The material presented
here is not Al-Anon Conference Approved Literature. It is a method
to exchange
information, ideas, feelings, problems and solutions on a personal
level.
I left my AH 2 1/2 months ago and filed for divorce one month after leaving. I started F2F Alanon meetings the night that I filed. After I started the meetings I decided that maybe my decision was made too quickly and in anger. Even as I gave the papers to my husband I said this is not the solution I had hoped for and went off to my first meeting.
This week we are to have a meeting with the family court comissioner. He says if we go to that date that there will be no chance for reconciliation.

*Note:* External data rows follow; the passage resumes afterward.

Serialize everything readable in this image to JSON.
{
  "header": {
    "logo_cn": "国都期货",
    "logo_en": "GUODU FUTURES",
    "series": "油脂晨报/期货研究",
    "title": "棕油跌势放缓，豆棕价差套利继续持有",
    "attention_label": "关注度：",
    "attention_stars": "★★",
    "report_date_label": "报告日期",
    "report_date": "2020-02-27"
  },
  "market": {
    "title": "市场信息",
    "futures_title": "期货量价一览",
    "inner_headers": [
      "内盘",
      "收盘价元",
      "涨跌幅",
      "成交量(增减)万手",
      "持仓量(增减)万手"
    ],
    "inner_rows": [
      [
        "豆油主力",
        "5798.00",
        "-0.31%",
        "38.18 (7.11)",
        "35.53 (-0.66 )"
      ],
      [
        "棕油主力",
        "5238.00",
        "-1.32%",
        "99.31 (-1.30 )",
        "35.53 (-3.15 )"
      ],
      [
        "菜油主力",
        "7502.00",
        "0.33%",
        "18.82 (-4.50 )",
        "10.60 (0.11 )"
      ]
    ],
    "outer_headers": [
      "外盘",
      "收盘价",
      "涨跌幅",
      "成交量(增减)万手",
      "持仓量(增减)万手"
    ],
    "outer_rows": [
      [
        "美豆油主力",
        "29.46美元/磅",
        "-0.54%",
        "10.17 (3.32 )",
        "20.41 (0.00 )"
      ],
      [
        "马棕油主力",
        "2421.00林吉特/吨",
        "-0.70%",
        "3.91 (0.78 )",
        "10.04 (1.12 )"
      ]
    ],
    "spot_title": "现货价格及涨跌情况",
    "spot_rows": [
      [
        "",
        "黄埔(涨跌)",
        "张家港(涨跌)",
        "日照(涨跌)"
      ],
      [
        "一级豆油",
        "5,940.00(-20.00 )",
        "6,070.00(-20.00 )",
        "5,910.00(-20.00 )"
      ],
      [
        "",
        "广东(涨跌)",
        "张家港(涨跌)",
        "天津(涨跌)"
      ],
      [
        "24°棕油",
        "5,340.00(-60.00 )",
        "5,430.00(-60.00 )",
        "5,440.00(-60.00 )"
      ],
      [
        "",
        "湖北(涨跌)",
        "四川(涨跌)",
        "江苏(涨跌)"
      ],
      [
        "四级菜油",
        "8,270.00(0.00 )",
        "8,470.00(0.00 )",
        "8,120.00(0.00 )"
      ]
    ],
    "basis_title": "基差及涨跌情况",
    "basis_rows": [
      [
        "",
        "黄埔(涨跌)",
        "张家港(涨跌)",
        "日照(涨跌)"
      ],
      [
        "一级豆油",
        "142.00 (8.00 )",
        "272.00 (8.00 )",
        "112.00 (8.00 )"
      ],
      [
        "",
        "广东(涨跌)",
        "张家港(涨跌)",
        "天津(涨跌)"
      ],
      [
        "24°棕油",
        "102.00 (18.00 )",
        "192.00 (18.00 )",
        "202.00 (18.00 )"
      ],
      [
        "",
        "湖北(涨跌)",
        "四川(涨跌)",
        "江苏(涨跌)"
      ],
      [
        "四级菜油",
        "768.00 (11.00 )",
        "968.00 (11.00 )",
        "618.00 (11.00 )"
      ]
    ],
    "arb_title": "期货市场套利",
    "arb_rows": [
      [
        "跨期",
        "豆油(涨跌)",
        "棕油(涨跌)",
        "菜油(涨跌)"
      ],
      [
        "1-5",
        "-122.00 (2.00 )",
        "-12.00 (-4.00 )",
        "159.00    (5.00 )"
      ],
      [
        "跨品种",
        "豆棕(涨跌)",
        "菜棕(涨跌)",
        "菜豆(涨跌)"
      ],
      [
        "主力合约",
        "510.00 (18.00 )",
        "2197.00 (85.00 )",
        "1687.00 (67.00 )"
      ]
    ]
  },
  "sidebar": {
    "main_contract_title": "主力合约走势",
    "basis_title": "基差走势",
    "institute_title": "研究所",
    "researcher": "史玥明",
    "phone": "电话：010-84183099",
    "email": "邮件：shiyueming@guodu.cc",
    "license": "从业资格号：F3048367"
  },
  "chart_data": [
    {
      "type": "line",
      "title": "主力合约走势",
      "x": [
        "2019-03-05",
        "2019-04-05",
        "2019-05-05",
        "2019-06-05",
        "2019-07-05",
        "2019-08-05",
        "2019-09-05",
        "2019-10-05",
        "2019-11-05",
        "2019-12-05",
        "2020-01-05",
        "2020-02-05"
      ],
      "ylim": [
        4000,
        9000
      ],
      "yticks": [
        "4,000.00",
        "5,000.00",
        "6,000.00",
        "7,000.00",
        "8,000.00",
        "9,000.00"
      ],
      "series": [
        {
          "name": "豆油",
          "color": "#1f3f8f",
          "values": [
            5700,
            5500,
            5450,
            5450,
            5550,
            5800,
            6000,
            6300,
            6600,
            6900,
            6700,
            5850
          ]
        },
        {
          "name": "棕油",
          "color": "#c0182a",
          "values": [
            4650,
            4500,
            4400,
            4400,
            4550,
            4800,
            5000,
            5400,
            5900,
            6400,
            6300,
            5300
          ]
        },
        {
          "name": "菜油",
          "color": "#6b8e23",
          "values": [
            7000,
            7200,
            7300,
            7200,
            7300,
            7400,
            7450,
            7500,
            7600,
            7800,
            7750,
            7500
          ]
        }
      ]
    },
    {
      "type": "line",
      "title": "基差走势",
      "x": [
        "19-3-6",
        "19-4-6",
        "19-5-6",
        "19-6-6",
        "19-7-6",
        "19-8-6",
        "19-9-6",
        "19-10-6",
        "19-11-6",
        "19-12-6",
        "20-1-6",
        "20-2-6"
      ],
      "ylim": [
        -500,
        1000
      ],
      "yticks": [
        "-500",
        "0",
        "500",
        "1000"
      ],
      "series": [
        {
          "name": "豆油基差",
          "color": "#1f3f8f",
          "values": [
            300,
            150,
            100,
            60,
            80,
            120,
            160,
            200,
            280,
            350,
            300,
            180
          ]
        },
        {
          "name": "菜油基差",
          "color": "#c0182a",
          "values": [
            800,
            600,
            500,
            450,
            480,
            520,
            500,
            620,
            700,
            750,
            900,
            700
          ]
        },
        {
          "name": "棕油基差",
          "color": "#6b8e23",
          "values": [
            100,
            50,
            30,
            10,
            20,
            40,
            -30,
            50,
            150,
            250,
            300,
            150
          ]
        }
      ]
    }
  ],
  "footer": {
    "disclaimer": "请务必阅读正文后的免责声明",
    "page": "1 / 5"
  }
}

I can put a 90 hold on it, but I'm not sensing much effort from him to get along. I know I have choices, but he wants to be the all powerful OZ. I'd like to use the new tools that I've learned in Alanon to see if our home can be happier but he's resisting my return home. He says that he sees some changes, he knows that I'm going to meetings to help me, but I don't know if he knows what kind. I'd tell if he asked me, but he hasn't. He says he doesn't want to give the kids false hope (Truth is the kids are pretty content where we are at with the exception of lugging a few items back and forth). I know that I've verbally beat him down for quite some time, along with poor treatment from his father that he does not think highly of himself. His communications are full of stinkin' thinking and I think my reactions to his attitudes have been better. I'm wondering if he's just trying to avoid dealing with everything, personal issues between us and owning up to the fact that he can't control his drinking. I have not mentioned the drinking since the filing, although he emailed me saying "Why would you miss me, I'm just a drunk". I did not respond to that comment. I also wonder if he's trying to take financial advantage of me for just a while longer and intends to divorce anyway...sometimes I think this is what he really wants.
No one has the final answer and that is why there is a word called hope. I have seen some pretty quacky miracles in this program considering what was first thought and done, what happened along the way (recovery) and then how it came to be. For me there is no such thing as "there's no turning back". So much of my recovery has been about going back to the core of it all rather than marching farther away from it or taking another new untraveled trail.
You state that you think your first idea was hasty. If you think that then here is a slogan for you..."When in doubt; DON'T". That is one of my bestest slogans being a reactor or nuclear proportions. I never got anything right or wrong reacting. I just never go it!! Today "when in doubt DON'T", "Think", "Easy does it", and the other slogans get my attention first not the problem I thinking I'm facing.
Keep coming back and...call your sponsor? (((((hugs)))))
Hi I've been married for 43 years to a controlling, dominating, and abusive husband. I have two grown children. I filed for divorce two years ago. However, I thought he would change so I'd leave, and then return hoping that things would get better. All I wanted was peace in the relationship. But no matter what I did I was always the one who was wrong. He made all the decisions and he was always the one to be the controller. I guess you'd call it the generation curse or something like that as my dad and my grandfather were both alcoholics and i married one. I have tried, I really have, but he seems to have a lot of anger built up in him. I've been back three or four times but nothing changes. I am at a crossroad. Do I go back and tolerate this unhappy life for the rest of my life or do I try to make it on my own?